Naar boven ↑

Rechtspraak

werkgever/werkneemster
Gerechtshof Amsterdam (Locatie Amsterdam), 14 juli 2015
ECLI:NL:GHAMS:2015:2964

werkgever/werkneemster

Ontslag op staande voet wegens onvoldoende bereikbaarheid oproepkracht niet gerechtvaardigd. Vaststelling loonvordering aan de hand van artikel 7:610b BW.

Werkneemster is op 1 juli 2008 in dienst getreden van werkgever als schoonmaakster op basis van een nulurencontract. Werkneemster is tussen 1 november 2011 en 20 februari 2012 afwezig geweest en heeft in die periode niet voor werkgever gewerkt. Vanaf 20 februari 2012 is werkneemster weer voor werkgever gaan werken tot en met 27 april 2012. Daarna heeft werkneemster niet meer voor werkgever gewerkt. Bij brief van 20 augustus 2012 heeft werkneemster zich bij het UWV met ingang van 2 mei 2012 ziek gemeld. Zij heeft daarbij meegedeeld dat zij op 2 mei 2012 is geopereerd aan haar knie. Werkneemster heeft het UWV verzocht om toekenning van een ziektewetuitkering. Bij brief van 10 september 2012 heeft het UWV de aanvraag afgewezen en voor loonbetaling verwezen naar haar werkgever. Daarbij heeft het UWV vermeld dat een kopie van de brief naar de werkgever is gezonden. Bij brief van 19 september 2012 heeft werkneemster aan werkgever geschreven aanspraak te maken op loon vanaf 2 mei 2012, waarbij zij zich op het standpunt heeft gesteld dat zij zich per die datum heeft ziek gemeld bij werkgever. Tegen de genoemde beslissing van het UWV heeft werkneemster bezwaar gemaakt. Dit bezwaar is bij brief van 26 november 2012 afgewezen. Bij brieven van 11 december 2012 en 7 januari 2013 heeft de gemachtigde van werkneemster aan werkgever geschreven dat werkneemster nog in dienst is van werkgever, dat zij nog steeds arbeidsongeschikt is, maar niet is gezien door een arboarts en dat zij aanspraak maakt op loon.

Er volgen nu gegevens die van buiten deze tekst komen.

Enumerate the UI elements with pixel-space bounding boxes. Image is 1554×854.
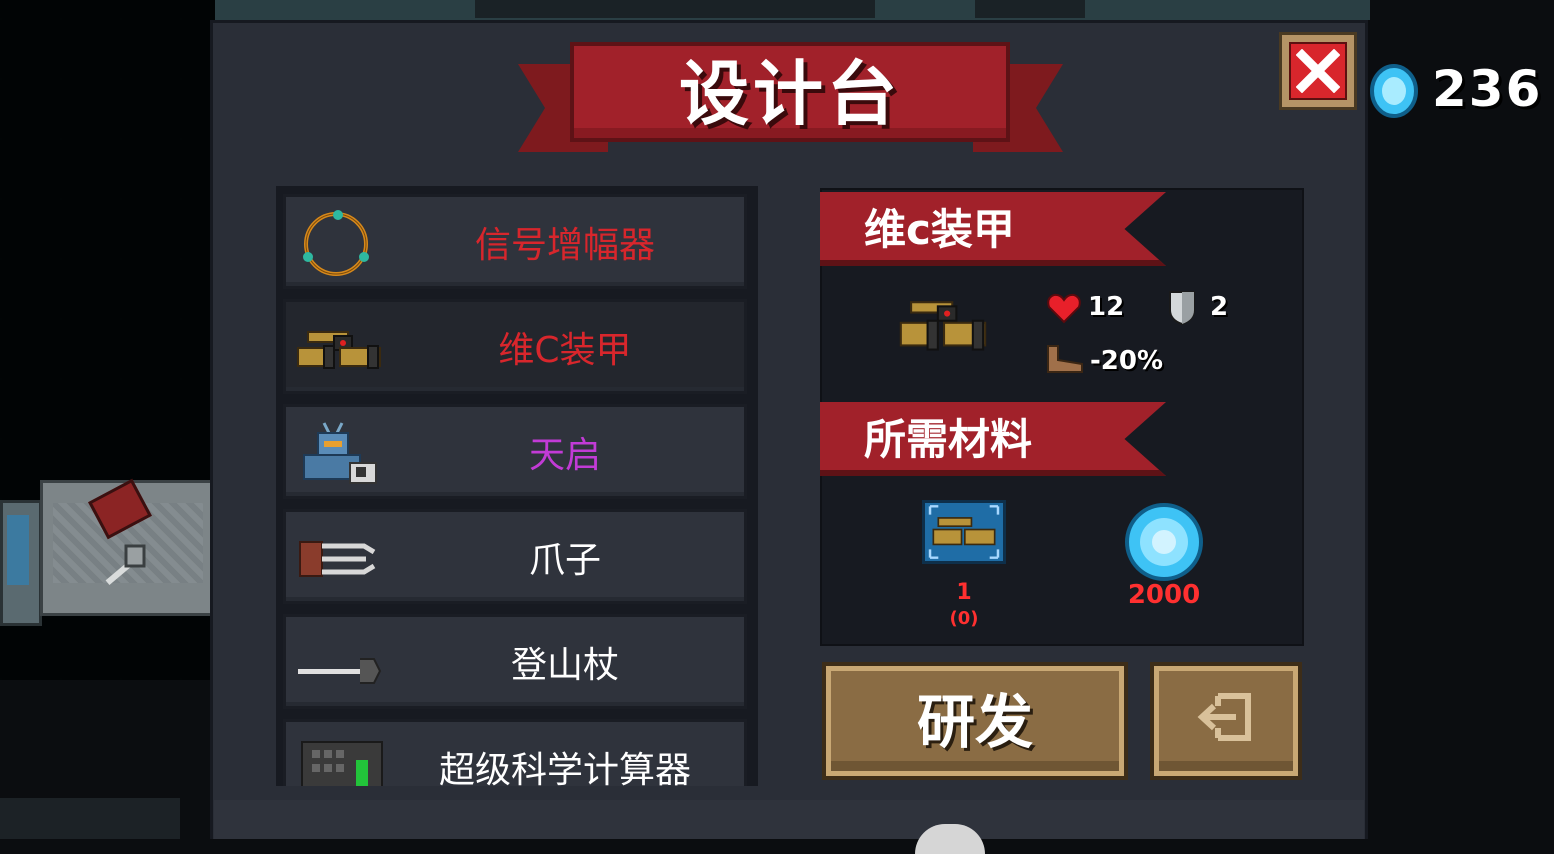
hp-value: 12 (1088, 292, 1125, 322)
dialog-footer (214, 800, 1364, 839)
list-item[interactable]: 爪子 (283, 509, 747, 604)
list-item[interactable]: 维C装甲 (283, 299, 747, 394)
monitor-prop (0, 500, 42, 626)
list-item[interactable]: 天启 (283, 404, 747, 499)
close-icon (1289, 42, 1347, 100)
list-item-label: 登山杖 (510, 644, 619, 686)
list-item-label: 维C装甲 (498, 329, 632, 371)
exit-button[interactable] (1150, 662, 1302, 780)
gem-icon (1125, 503, 1203, 581)
close-button[interactable] (1279, 32, 1357, 110)
claw-icon (299, 541, 376, 577)
armor-icon (899, 301, 987, 351)
list-item-label: 爪子 (528, 539, 601, 581)
materials-header: 所需材料 (864, 414, 1033, 464)
wall-shadow (475, 0, 875, 18)
shield-icon (1169, 291, 1195, 326)
list-item-label: 信号增幅器 (474, 224, 655, 266)
boot-icon (1047, 345, 1083, 373)
list-item[interactable]: 信号增幅器 (283, 194, 747, 289)
title-banner: 设计台 (518, 42, 1063, 162)
list-item-label: 超级科学计算器 (438, 749, 691, 787)
list-item[interactable]: 登山杖 (283, 614, 747, 709)
page-title: 设计台 (679, 52, 901, 135)
speed-value: -20% (1090, 346, 1164, 376)
item-name: 维c装甲 (864, 204, 1015, 254)
craft-button[interactable]: 研发 (822, 662, 1128, 780)
blueprint-icon (922, 500, 1006, 564)
gem-cost: 2000 (1127, 580, 1201, 610)
hammer-icon (105, 544, 146, 585)
material-owned: (0) (949, 608, 979, 629)
list-item[interactable]: 超级科学计算器 (283, 719, 747, 786)
wall-shadow (975, 0, 1085, 18)
craft-button-label: 研发 (916, 688, 1033, 756)
mech-icon (303, 422, 377, 484)
material-quantity: 1 (956, 580, 972, 605)
armor-value: 2 (1210, 292, 1229, 322)
item-name-ribbon: 维c装甲 (820, 192, 1166, 266)
exit-icon (1154, 666, 1298, 768)
list-item-label: 天启 (528, 434, 601, 476)
gem-icon (1370, 64, 1418, 118)
heart-icon (1047, 293, 1081, 324)
staff-icon (298, 658, 382, 684)
blueprint-list[interactable]: 信号增幅器 维C装甲 天启 爪子 登山杖 超级科学计算器 (276, 186, 758, 786)
ring-icon (303, 210, 369, 276)
calculator-icon (301, 741, 383, 786)
floor-shadow (0, 798, 180, 839)
gem-count: 236 (1432, 60, 1543, 118)
materials-ribbon: 所需材料 (820, 402, 1166, 476)
armor-icon (297, 331, 381, 369)
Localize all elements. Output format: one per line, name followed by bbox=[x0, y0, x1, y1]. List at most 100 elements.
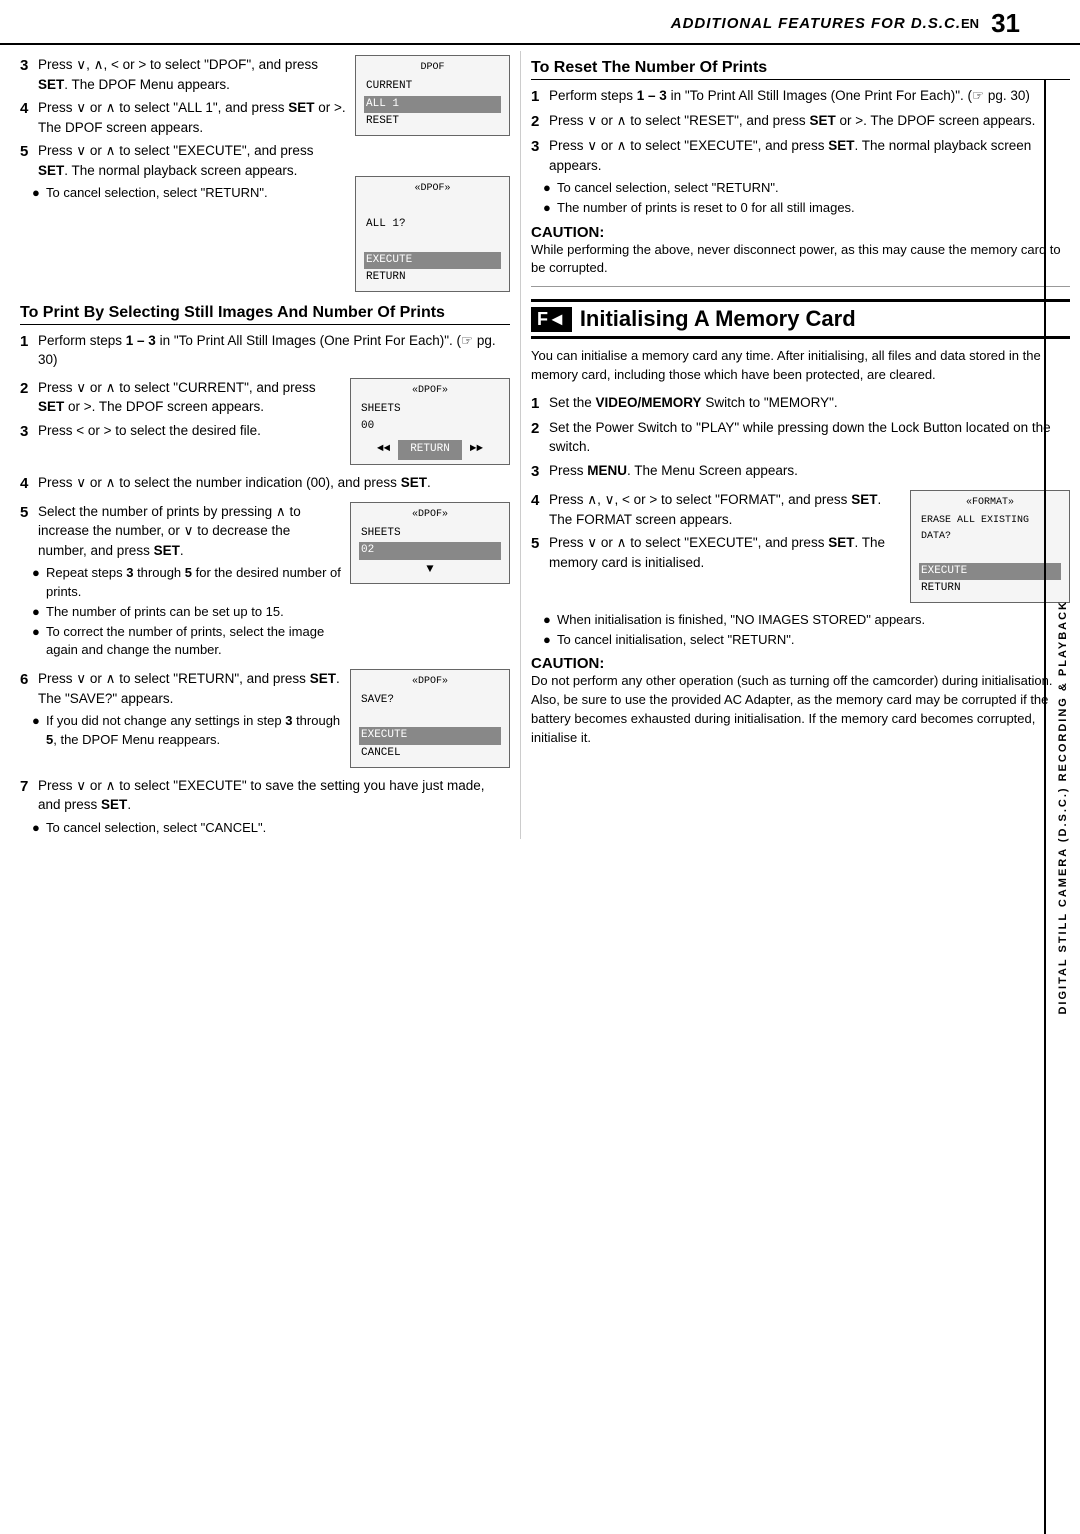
s1-step2-block: 2 Press ∨ or ∧ to select "CURRENT", and … bbox=[20, 374, 510, 469]
init-step1-num: 1 bbox=[531, 393, 545, 414]
sc-save-title: «DPOF» bbox=[359, 674, 501, 690]
format-screen-title: «FORMAT» bbox=[919, 495, 1061, 511]
s1-step4-text: Press ∨ or ∧ to select the number indica… bbox=[38, 473, 510, 494]
page-header: ADDITIONAL FEATURES FOR D.S.C. EN 31 bbox=[0, 0, 1080, 45]
screen2-row-return: RETURN bbox=[364, 269, 501, 287]
init-title-text: Initialising A Memory Card bbox=[580, 306, 856, 332]
s1-last-bullet: ● To cancel selection, select "CANCEL". bbox=[32, 819, 510, 837]
side-label-text: DIGITAL STILL CAMERA (D.S.C.) RECORDING … bbox=[1057, 600, 1069, 1015]
init-step2-text: Set the Power Switch to "PLAY" while pre… bbox=[549, 418, 1070, 457]
s1-screen6: «DPOF» SAVE? EXECUTE CANCEL bbox=[350, 665, 510, 771]
init-step4-num: 4 bbox=[531, 490, 545, 529]
caution1-text: While performing the above, never discon… bbox=[531, 241, 1070, 279]
sc-current-sheets: SHEETS bbox=[359, 401, 501, 419]
s1-step5-content: 5 Select the number of prints by pressin… bbox=[20, 498, 342, 662]
sc-current-nav: ◄◄ RETURN ►► bbox=[359, 440, 501, 460]
init-bullet2-text: To cancel initialisation, select "RETURN… bbox=[557, 631, 795, 649]
step-5-num: 5 bbox=[20, 141, 34, 180]
s1-step3-num: 3 bbox=[20, 421, 34, 442]
step-5-text: Press ∨ or ∧ to select "EXECUTE", and pr… bbox=[38, 141, 347, 180]
init-step3-text: Press MENU. The Menu Screen appears. bbox=[549, 461, 1070, 482]
s1-step6-text: Press ∨ or ∧ to select "RETURN", and pre… bbox=[38, 669, 342, 708]
s1-bullet2-text: The number of prints can be set up to 15… bbox=[46, 603, 284, 621]
s1-step2-text: Press ∨ or ∧ to select "CURRENT", and pr… bbox=[38, 378, 342, 417]
reset-bullet1: ● To cancel selection, select "RETURN". bbox=[543, 179, 1070, 197]
s1-screen5: «DPOF» SHEETS 02 ▼ bbox=[350, 498, 510, 588]
reset-step2: 2 Press ∨ or ∧ to select "RESET", and pr… bbox=[531, 111, 1070, 132]
side-label: DIGITAL STILL CAMERA (D.S.C.) RECORDING … bbox=[1044, 80, 1080, 1534]
init-step5-num: 5 bbox=[531, 533, 545, 572]
top-screen-area: DPOF CURRENT ALL 1 RESET «DPOF» ALL 1? E… bbox=[355, 51, 510, 296]
s1-step3-text: Press < or > to select the desired file. bbox=[38, 421, 342, 442]
s1-step6: 6 Press ∨ or ∧ to select "RETURN", and p… bbox=[20, 669, 342, 708]
sc-sheets-arrow: ▼ bbox=[359, 560, 501, 579]
reset-step1-num: 1 bbox=[531, 86, 545, 107]
top-bullet: ● To cancel selection, select "RETURN". bbox=[32, 184, 347, 202]
reset-step1-text: Perform steps 1 – 3 in "To Print All Sti… bbox=[549, 86, 1070, 107]
init-step3-num: 3 bbox=[531, 461, 545, 482]
s1-step6-block: 6 Press ∨ or ∧ to select "RETURN", and p… bbox=[20, 665, 510, 771]
s1-screen2: «DPOF» SHEETS 00 ◄◄ RETURN ►► bbox=[350, 374, 510, 469]
left-column: 3 Press ∨, ∧, < or > to select "DPOF", a… bbox=[20, 51, 510, 839]
s1-step1-text: Perform steps 1 – 3 in "To Print All Sti… bbox=[38, 331, 510, 370]
init-step1: 1 Set the VIDEO/MEMORY Switch to "MEMORY… bbox=[531, 393, 1070, 414]
sc-current-00: 00 bbox=[359, 418, 501, 436]
s1-bullet2: ● The number of prints can be set up to … bbox=[32, 603, 342, 621]
section1-title-text: To Print By Selecting Still Images And N… bbox=[20, 304, 445, 321]
init-section-title: F◄ Initialising A Memory Card bbox=[531, 299, 1070, 339]
init-step4-text: Press ∧, ∨, < or > to select "FORMAT", a… bbox=[549, 490, 902, 529]
s1-step6-num: 6 bbox=[20, 669, 34, 708]
screen2-row-blank2 bbox=[364, 234, 501, 252]
s1-step1-num: 1 bbox=[20, 331, 34, 370]
s1-bullet3: ● To correct the number of prints, selec… bbox=[32, 623, 342, 659]
init-bullet1: ● When initialisation is finished, "NO I… bbox=[543, 611, 1070, 629]
s1-step4-num: 4 bbox=[20, 473, 34, 494]
reset-title-text: To Reset The Number Of Prints bbox=[531, 59, 767, 76]
top-bullet-text: To cancel selection, select "RETURN". bbox=[46, 184, 268, 202]
s1-bullet3-text: To correct the number of prints, select … bbox=[46, 623, 342, 659]
section-separator bbox=[531, 286, 1070, 287]
caution2-text: Do not perform any other operation (such… bbox=[531, 672, 1070, 747]
init-step2: 2 Set the Power Switch to "PLAY" while p… bbox=[531, 418, 1070, 457]
sc-save-cancel: CANCEL bbox=[359, 745, 501, 763]
screen1-row-reset: RESET bbox=[364, 113, 501, 131]
s1-step2-content: 2 Press ∨ or ∧ to select "CURRENT", and … bbox=[20, 374, 342, 446]
sc-save-label: SAVE? bbox=[359, 692, 501, 710]
s1-step2: 2 Press ∨ or ∧ to select "CURRENT", and … bbox=[20, 378, 342, 417]
dpof-screen-current: «DPOF» SHEETS 00 ◄◄ RETURN ►► bbox=[350, 378, 510, 465]
init-step5: 5 Press ∨ or ∧ to select "EXECUTE", and … bbox=[531, 533, 902, 572]
s1-step6-content: 6 Press ∨ or ∧ to select "RETURN", and p… bbox=[20, 665, 342, 751]
header-page-number: 31 bbox=[991, 8, 1020, 39]
nav-return: RETURN bbox=[398, 440, 462, 460]
caution1-box: CAUTION: While performing the above, nev… bbox=[531, 224, 1070, 279]
init-step2-num: 2 bbox=[531, 418, 545, 457]
nav-left: ◄◄ bbox=[377, 441, 390, 459]
sc-save-execute: EXECUTE bbox=[359, 727, 501, 745]
dpof-screen-1: DPOF CURRENT ALL 1 RESET bbox=[355, 55, 510, 136]
header-title: ADDITIONAL FEATURES FOR D.S.C. bbox=[671, 15, 961, 32]
init-step4: 4 Press ∧, ∨, < or > to select "FORMAT",… bbox=[531, 490, 902, 529]
caution2-title: CAUTION: bbox=[531, 655, 1070, 672]
header-en: EN bbox=[961, 16, 979, 31]
reset-step2-num: 2 bbox=[531, 111, 545, 132]
nav-right: ►► bbox=[470, 441, 483, 459]
format-screen-return: RETURN bbox=[919, 580, 1061, 598]
sc-current-title: «DPOF» bbox=[359, 383, 501, 399]
s1-step7-num: 7 bbox=[20, 776, 34, 815]
f-badge: F◄ bbox=[531, 307, 572, 332]
format-screen-erase: ERASE ALL EXISTING DATA? bbox=[919, 513, 1061, 545]
screen1-row-current: CURRENT bbox=[364, 78, 501, 96]
sc-sheets-title: «DPOF» bbox=[359, 507, 501, 523]
s1-last-bullet-text: To cancel selection, select "CANCEL". bbox=[46, 819, 266, 837]
section1-title: To Print By Selecting Still Images And N… bbox=[20, 304, 510, 325]
top-steps-text: 3 Press ∨, ∧, < or > to select "DPOF", a… bbox=[20, 51, 347, 205]
s1-bullet1-text: Repeat steps 3 through 5 for the desired… bbox=[46, 564, 342, 600]
step-3-num: 3 bbox=[20, 55, 34, 94]
screen2-row-all1q: ALL 1? bbox=[364, 216, 501, 234]
reset-bullet2: ● The number of prints is reset to 0 for… bbox=[543, 199, 1070, 217]
reset-bullet2-text: The number of prints is reset to 0 for a… bbox=[557, 199, 855, 217]
init-bullet2: ● To cancel initialisation, select "RETU… bbox=[543, 631, 1070, 649]
format-screen-blank bbox=[919, 545, 1061, 563]
init-step3: 3 Press MENU. The Menu Screen appears. bbox=[531, 461, 1070, 482]
init-step5-text: Press ∨ or ∧ to select "EXECUTE", and pr… bbox=[549, 533, 902, 572]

Het hof oordeelt als volgt. Allereerst kan in dit geval niet van werkneemster worden gevergd dat zij een deskundigenoordeel overlegt, zodat van een schendig van artikel 7:629a BW geen sprake is (werkgever heeft zich namelijk niet eerder tegen de arbeidsongeschiktheid van werkneemster verzet). Dat werkneemster reeds voor het einde van de arbeidsovereenkomst op staande voet zou zijn ontslagen, acht het hof niet aannemelijk. De dringende reden, bestaande uit het niet bereikbaar zijn voor oproep te komen werken, is onvoldoende. Daarbij wordt in aanmerking genomen dat het ging om enkele uren schoonmaakwerkzaamheden in de avond waarbij werkneemster kennelijk de nodige vrijheid werd gelaten wanneer zij wel en niet zou komen werken. Onder die omstandigheden lag het in de rede dat werkgever werkneemster eerst een waarschuwing zou geven alvorens aan het niet in contact kunnen treden met haar de sanctie van ontslag op staande voet te verbinden.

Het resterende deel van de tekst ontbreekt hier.